Custom
Although many artists can be said to contemplate mortality in their work, usually in a veiled, Robert Frost kind of way — a clearheaded few have cut through the allusive haze and made their contemplation plain. Whether through drug addiction, natural selection, death with dignity, or suicide, intimations of death have gotten artists through many a hard night.
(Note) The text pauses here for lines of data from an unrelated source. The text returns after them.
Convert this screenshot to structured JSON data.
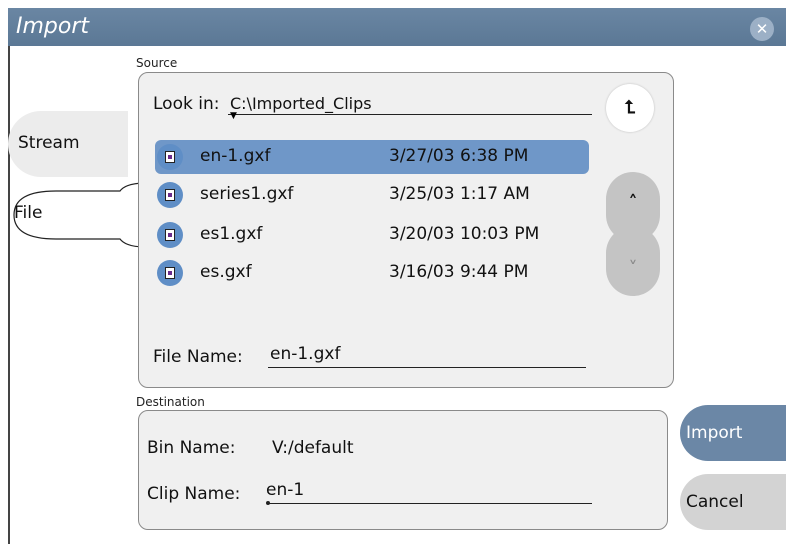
{
  "window": {
    "title": "Import"
  },
  "tabs": [
    {
      "label": "Stream",
      "selected": false
    },
    {
      "label": "File",
      "selected": true
    }
  ],
  "source": {
    "section_label": "Source",
    "look_in_label": "Look in:",
    "look_in_value": "C:\\Imported_Clips",
    "files": [
      {
        "name": "en-1.gxf",
        "date": "3/27/03 6:38 PM",
        "selected": true
      },
      {
        "name": "series1.gxf",
        "date": "3/25/03 1:17 AM",
        "selected": false
      },
      {
        "name": "es1.gxf",
        "date": "3/20/03 10:03 PM",
        "selected": false
      },
      {
        "name": "es.gxf",
        "date": "3/16/03 9:44 PM",
        "selected": false
      }
    ],
    "file_name_label": "File Name:",
    "file_name_value": "en-1.gxf"
  },
  "destination": {
    "section_label": "Destination",
    "bin_name_label": "Bin Name:",
    "bin_name_value": "V:/default",
    "clip_name_label": "Clip Name:",
    "clip_name_value": "en-1"
  },
  "buttons": {
    "import": "Import",
    "cancel": "Cancel"
  },
  "colors": {
    "titlebar": "#5b7895",
    "selection": "#6f97c8",
    "panel": "#f0f0f0",
    "import_button": "#6b87a6"
  }
}
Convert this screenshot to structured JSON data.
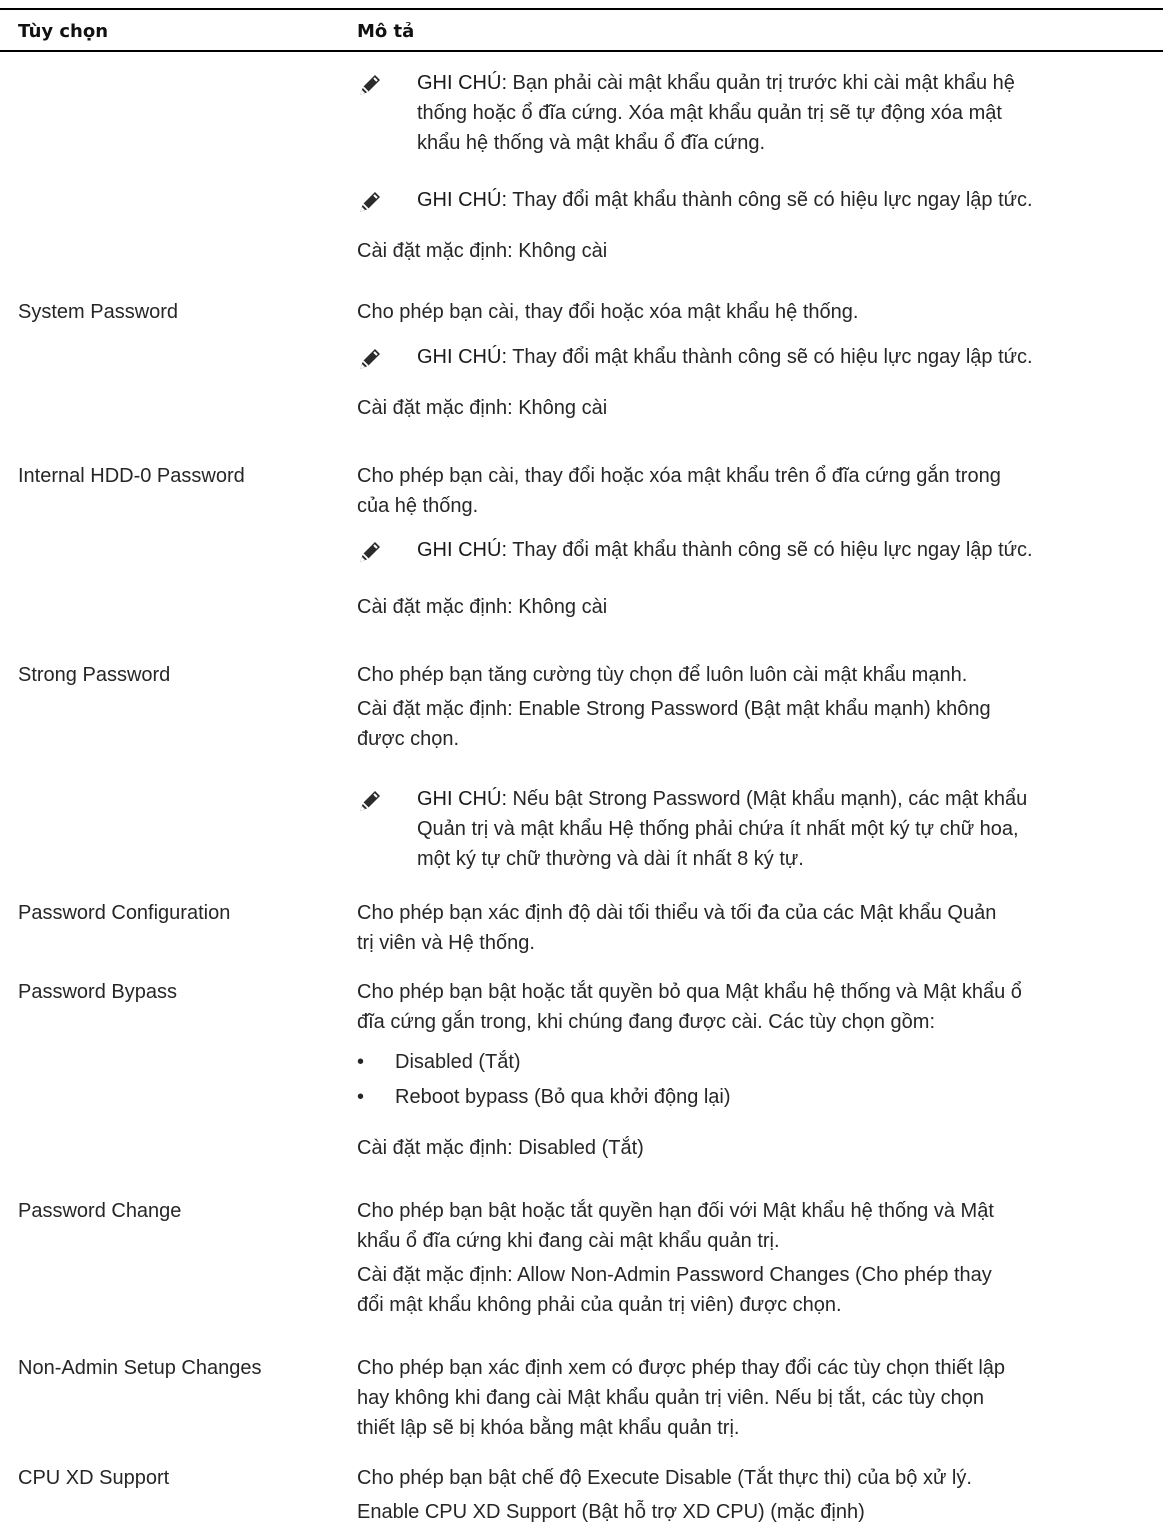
{
  "header": {
    "col1": "Tùy chọn",
    "col2": "Mô tả"
  },
  "icon_name": "note-pencil-icon",
  "note_label": "GHI CHÚ:",
  "bullet_glyph": "•",
  "rows": {
    "admin": {
      "note1": [
        " Bạn phải cài mật khẩu quản trị trước khi cài mật khẩu hệ",
        "thống hoặc ổ đĩa cứng. Xóa mật khẩu quản trị sẽ tự động xóa mật",
        "khẩu hệ thống và mật khẩu ổ đĩa cứng."
      ],
      "note2": " Thay đổi mật khẩu thành công sẽ có hiệu lực ngay lập tức.",
      "default": "Cài đặt mặc định: Không cài"
    },
    "system_password": {
      "option": "System Password",
      "desc": "Cho phép bạn cài, thay đổi hoặc xóa mật khẩu hệ thống.",
      "note": " Thay đổi mật khẩu thành công sẽ có hiệu lực ngay lập tức.",
      "default": "Cài đặt mặc định: Không cài"
    },
    "internal_hdd": {
      "option": "Internal HDD-0 Password",
      "desc": [
        "Cho phép bạn cài, thay đổi hoặc xóa mật khẩu trên ổ đĩa cứng gắn trong",
        "của hệ thống."
      ],
      "note": " Thay đổi mật khẩu thành công sẽ có hiệu lực ngay lập tức.",
      "default": "Cài đặt mặc định: Không cài"
    },
    "strong_password": {
      "option": "Strong Password",
      "desc": "Cho phép bạn tăng cường tùy chọn để luôn luôn cài mật khẩu mạnh.",
      "default": [
        "Cài đặt mặc định: Enable Strong Password (Bật mật khẩu mạnh) không",
        "được chọn."
      ],
      "note": [
        " Nếu bật Strong Password (Mật khẩu mạnh), các mật khẩu",
        "Quản trị và mật khẩu Hệ thống phải chứa ít nhất một ký tự chữ hoa,",
        "một ký tự chữ thường và dài ít nhất 8 ký tự."
      ]
    },
    "password_config": {
      "option": "Password Configuration",
      "desc": [
        "Cho phép bạn xác định độ dài tối thiểu và tối đa của các Mật khẩu Quản",
        "trị viên và Hệ thống."
      ]
    },
    "password_bypass": {
      "option": "Password Bypass",
      "desc": [
        "Cho phép bạn bật hoặc tắt quyền bỏ qua Mật khẩu hệ thống và Mật khẩu ổ",
        "đĩa cứng gắn trong, khi chúng đang được cài. Các tùy chọn gồm:"
      ],
      "bullets": [
        "Disabled (Tắt)",
        "Reboot bypass (Bỏ qua khởi động lại)"
      ],
      "default": "Cài đặt mặc định: Disabled (Tắt)"
    },
    "password_change": {
      "option": "Password Change",
      "desc": [
        "Cho phép bạn bật hoặc tắt quyền hạn đối với Mật khẩu hệ thống và Mật",
        "khẩu ổ đĩa cứng khi đang cài mật khẩu quản trị."
      ],
      "default": [
        "Cài đặt mặc định: Allow Non-Admin Password Changes (Cho phép thay",
        "đổi mật khẩu không phải của quản trị viên) được chọn."
      ]
    },
    "non_admin": {
      "option": "Non-Admin Setup Changes",
      "desc": [
        "Cho phép bạn xác định xem có được phép thay đổi các tùy chọn thiết lập",
        "hay không khi đang cài Mật khẩu quản trị viên. Nếu bị tắt, các tùy chọn",
        "thiết lập sẽ bị khóa bằng mật khẩu quản trị."
      ]
    },
    "cpu_xd": {
      "option": "CPU XD Support",
      "desc": "Cho phép bạn bật chế độ Execute Disable (Tắt thực thi) của bộ xử lý.",
      "default": "Enable CPU XD Support (Bật hỗ trợ XD CPU) (mặc định)"
    }
  }
}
Staging death—whether literally or figuratively—is also an effective way to express a wish, foment resistance, or change careers, as modern and contemporary artists have proven through a variety of forms. Kazimir Malevich designed and built his own coffin without compromising his aesthetics or his politics. The Countess Castiglione, sensing her failing beauty and waning political influence, made The Foot, one of the nineteenth century political seductress and amateur photographer’s most sardonic images. Other approaches include crystalline annihilation (Robert Smithson’s Antiomorphic Chamber, 1965), weightless dispersion (Andy Warhol’s Silver Clouds, 1966), theatrical entombment (Paul Thek’s Death of a Hippie, 1967), subterranean surveillance (Bruce Nauman’s Underground Audio/Video Chamber, 19xx), ritualized grief (Gordon Matta-Clark’s Descending Steps (for Bataan), 197x) or delusional grandeur (Bas Jan Ader’s In Search of the Miraculous, 197x).
Best of all, as a work of art, Custom not only makes you a part of the esteemed art historical lineage mentioned above but, as such, will almost certainly increase in value over time. As Malevich’s austere Suprematist box made clear, the beauty of approaching death as a work of art is that, when the time comes, you can take it with you.